Anti-pattern 1: Brand Everything

// ❌ BAD: Over-branding internal types
type FirstName = Brand<string, "FirstName">;
type LastName = Brand<string, "LastName">;
type EmailSubject = Brand<string, "EmailSubject">;

// These don't need brands - no mixing risk

Fix: Only brand domain concepts that can be confused.

Anti-pattern 2: Skip Runtime Validation

// ❌ BAD: No validation at boundaries
app.get("/api/assets/:key", (req, res) => {
  const key = req.params.key as AssetKey; // Unsafe cast!
  const asset = getAsset(key);
});

Fix: Always validate at system boundaries (API, DB, external).

Anti-pattern 3: Use for Internal-Only Types

// ❌ BAD: Brand internal helper types
type TemporaryID = Brand<string, "Temporary">;

function processInternal(id: TemporaryID) {
  // Only used inside this module
}

Fix: Brands are for domain boundaries, not internal helpers.

Production Impact

Revolut Case Study

Context: Financial platform with multiple currency and account types

Problem: Developers mixed GBP amounts with EUR amounts, USD account IDs with EUR account IDs

Solution: Implemented branded types for all financial primitives

Results:

  • 45% reduction in production incidents related to wrong-type bugs
  • Caught bugs at compile time instead of runtime
  • Self-documenting code improved onboarding speed

Key insight: Type-level safety prevented an entire category of bugs from reaching production.

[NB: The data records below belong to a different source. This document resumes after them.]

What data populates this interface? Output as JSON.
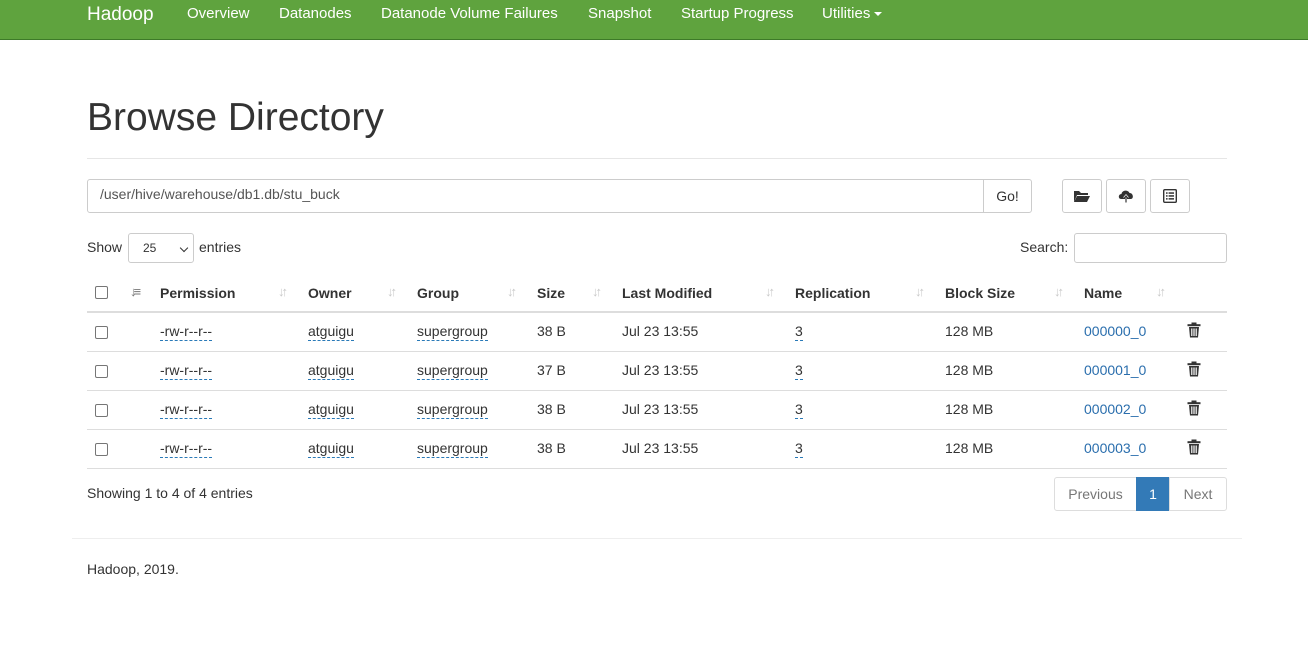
{
  "navbar": {
    "brand": "Hadoop",
    "items": [
      "Overview",
      "Datanodes",
      "Datanode Volume Failures",
      "Snapshot",
      "Startup Progress",
      "Utilities"
    ],
    "bg_color": "#5fa33e"
  },
  "page": {
    "title": "Browse Directory"
  },
  "path": {
    "value": "/user/hive/warehouse/db1.db/stu_buck",
    "go_label": "Go!"
  },
  "toolbar": {
    "icons": [
      "folder-open-icon",
      "cloud-upload-icon",
      "list-alt-icon"
    ]
  },
  "table_controls": {
    "show_label": "Show",
    "entries_value": "25",
    "entries_label": "entries",
    "search_label": "Search:"
  },
  "table": {
    "columns": [
      "Permission",
      "Owner",
      "Group",
      "Size",
      "Last Modified",
      "Replication",
      "Block Size",
      "Name"
    ],
    "rows": [
      {
        "permission": "-rw-r--r--",
        "owner": "atguigu",
        "group": "supergroup",
        "size": "38 B",
        "modified": "Jul 23 13:55",
        "replication": "3",
        "block_size": "128 MB",
        "name": "000000_0"
      },
      {
        "permission": "-rw-r--r--",
        "owner": "atguigu",
        "group": "supergroup",
        "size": "37 B",
        "modified": "Jul 23 13:55",
        "replication": "3",
        "block_size": "128 MB",
        "name": "000001_0"
      },
      {
        "permission": "-rw-r--r--",
        "owner": "atguigu",
        "group": "supergroup",
        "size": "38 B",
        "modified": "Jul 23 13:55",
        "replication": "3",
        "block_size": "128 MB",
        "name": "000002_0"
      },
      {
        "permission": "-rw-r--r--",
        "owner": "atguigu",
        "group": "supergroup",
        "size": "38 B",
        "modified": "Jul 23 13:55",
        "replication": "3",
        "block_size": "128 MB",
        "name": "000003_0"
      }
    ]
  },
  "summary": {
    "showing": "Showing 1 to 4 of 4 entries"
  },
  "pagination": {
    "previous": "Previous",
    "current": "1",
    "next": "Next",
    "active_color": "#337ab7"
  },
  "footer": {
    "text": "Hadoop, 2019."
  }
}
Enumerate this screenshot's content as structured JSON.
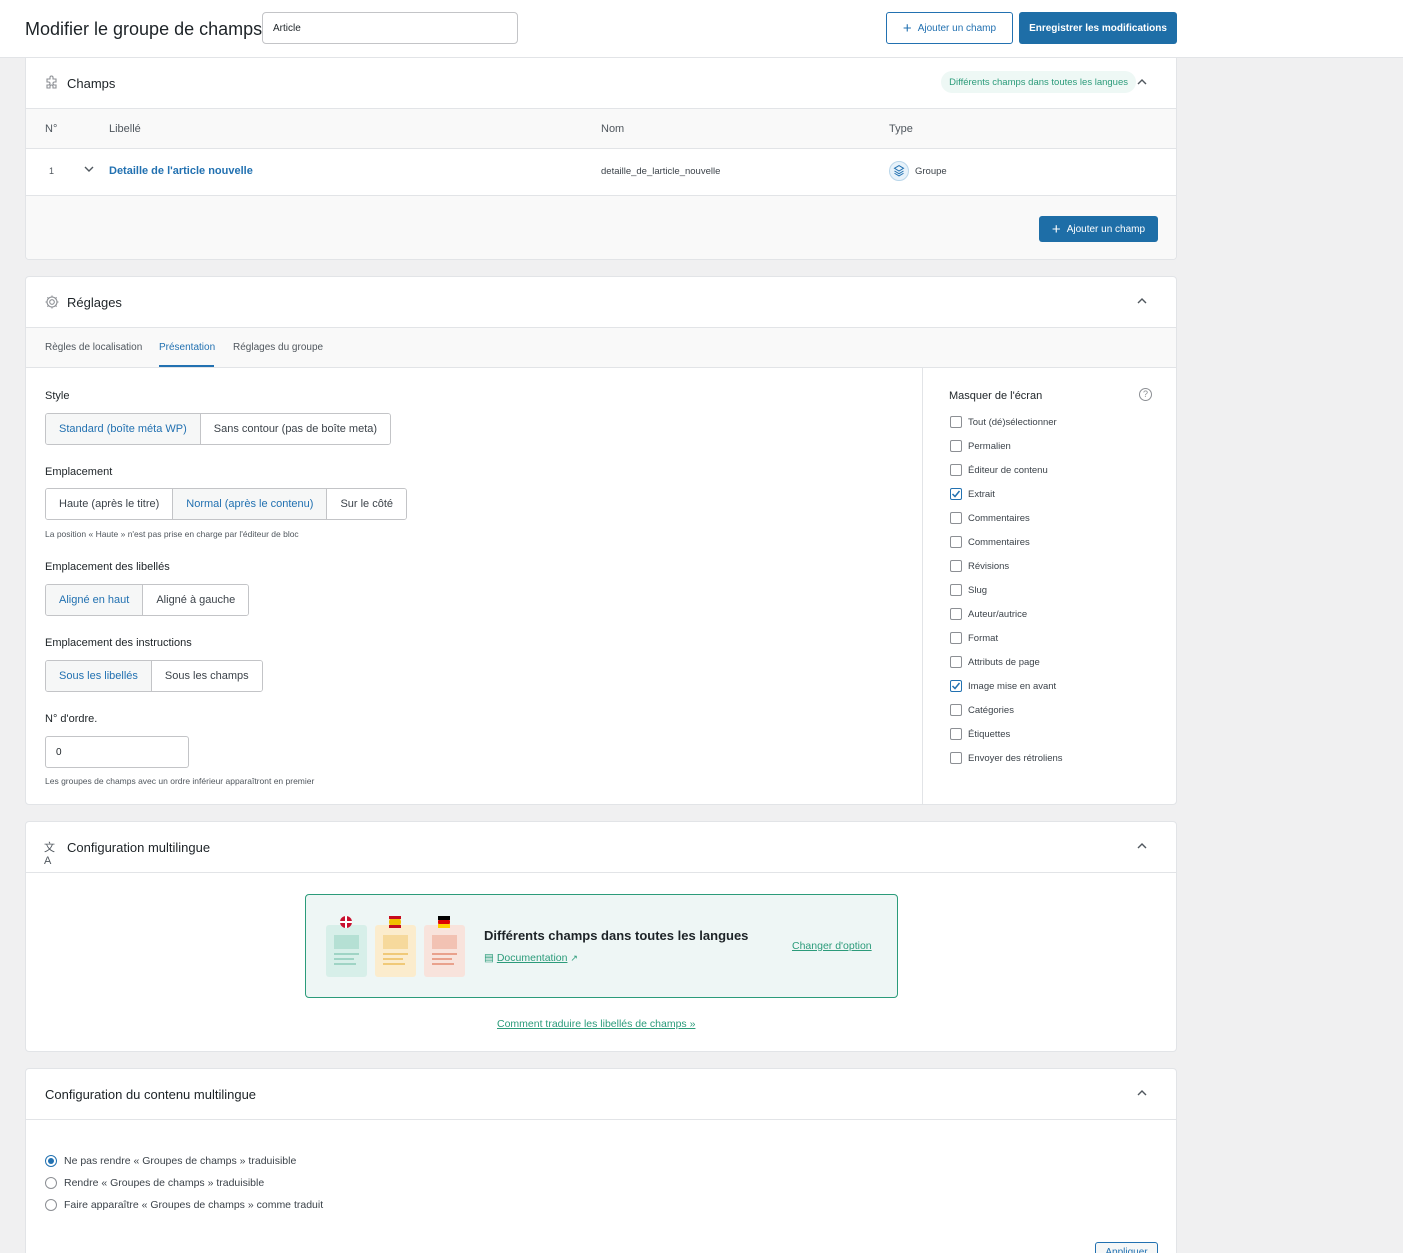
{
  "header": {
    "title": "Modifier le groupe de champs",
    "group_name_value": "Article",
    "add_field_label": "Ajouter un champ",
    "save_label": "Enregistrer les modifications"
  },
  "fields_panel": {
    "title": "Champs",
    "lang_badge": "Différents champs dans toutes les langues",
    "columns": {
      "num": "N°",
      "label": "Libellé",
      "name": "Nom",
      "type": "Type"
    },
    "rows": [
      {
        "num": "1",
        "label": "Detaille de l'article nouvelle",
        "name": "detaille_de_larticle_nouvelle",
        "type": "Groupe"
      }
    ],
    "add_field_label": "Ajouter un champ"
  },
  "settings_panel": {
    "title": "Réglages",
    "tabs": [
      "Règles de localisation",
      "Présentation",
      "Réglages du groupe"
    ],
    "active_tab": "Présentation",
    "style": {
      "label": "Style",
      "options": [
        "Standard (boîte méta WP)",
        "Sans contour (pas de boîte meta)"
      ],
      "selected": "Standard (boîte méta WP)"
    },
    "position": {
      "label": "Emplacement",
      "options": [
        "Haute (après le titre)",
        "Normal (après le contenu)",
        "Sur le côté"
      ],
      "selected": "Normal (après le contenu)",
      "hint": "La position « Haute » n'est pas prise en charge par l'éditeur de bloc"
    },
    "label_placement": {
      "label": "Emplacement des libellés",
      "options": [
        "Aligné en haut",
        "Aligné à gauche"
      ],
      "selected": "Aligné en haut"
    },
    "instruction_placement": {
      "label": "Emplacement des instructions",
      "options": [
        "Sous les libellés",
        "Sous les champs"
      ],
      "selected": "Sous les libellés"
    },
    "order": {
      "label": "N° d'ordre.",
      "value": "0",
      "hint": "Les groupes de champs avec un ordre inférieur apparaîtront en premier"
    },
    "hide_on_screen": {
      "label": "Masquer de l'écran",
      "items": [
        {
          "label": "Tout (dé)sélectionner",
          "checked": false
        },
        {
          "label": "Permalien",
          "checked": false
        },
        {
          "label": "Éditeur de contenu",
          "checked": false
        },
        {
          "label": "Extrait",
          "checked": true
        },
        {
          "label": "Commentaires",
          "checked": false
        },
        {
          "label": "Commentaires",
          "checked": false
        },
        {
          "label": "Révisions",
          "checked": false
        },
        {
          "label": "Slug",
          "checked": false
        },
        {
          "label": "Auteur/autrice",
          "checked": false
        },
        {
          "label": "Format",
          "checked": false
        },
        {
          "label": "Attributs de page",
          "checked": false
        },
        {
          "label": "Image mise en avant",
          "checked": true
        },
        {
          "label": "Catégories",
          "checked": false
        },
        {
          "label": "Étiquettes",
          "checked": false
        },
        {
          "label": "Envoyer des rétroliens",
          "checked": false
        }
      ]
    }
  },
  "multilingual_panel": {
    "title": "Configuration multilingue",
    "card_title": "Différents champs dans toutes les langues",
    "doc_link": "Documentation",
    "change_option": "Changer d'option",
    "translate_link": "Comment traduire les libellés de champs »"
  },
  "content_panel": {
    "title": "Configuration du contenu multilingue",
    "options": [
      {
        "label": "Ne pas rendre « Groupes de champs » traduisible",
        "selected": true
      },
      {
        "label": "Rendre « Groupes de champs » traduisible",
        "selected": false
      },
      {
        "label": "Faire apparaître « Groupes de champs » comme traduit",
        "selected": false
      }
    ],
    "apply_label": "Appliquer"
  }
}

Chariot Benefit Projection

Current risk: Asset keys, Risk keys, Seed keys all string - can be mixed

With branded types:

  • Prevent passing Risk key to Asset API
  • Prevent passing Jira ticket ID as Defender alert ID
  • Catch IPv4/IPv6 confusion at compile time
  • Reduce graph query bugs (wrong node key types)

Expected impact: 30-40% reduction in "wrong ID" bugs based on Revolut's results.

Related Patterns

  • Type guards: Runtime type narrowing (complementary to brands)
  • Discriminated unions: Type-level discrimination by field value
  • satisfies operator: Type validation without losing literals (see using-typescript-satisfies-operator skill)

References

  • Revolut case study: Search "revolut typescript branded types 45%"
  • TS community libraries: ts-brand, branded-types on npm
  • See references/chariot-migration-guide.md for step-by-step Chariot entity refactoring

Changelog

See .history/CHANGELOG for version history and updates.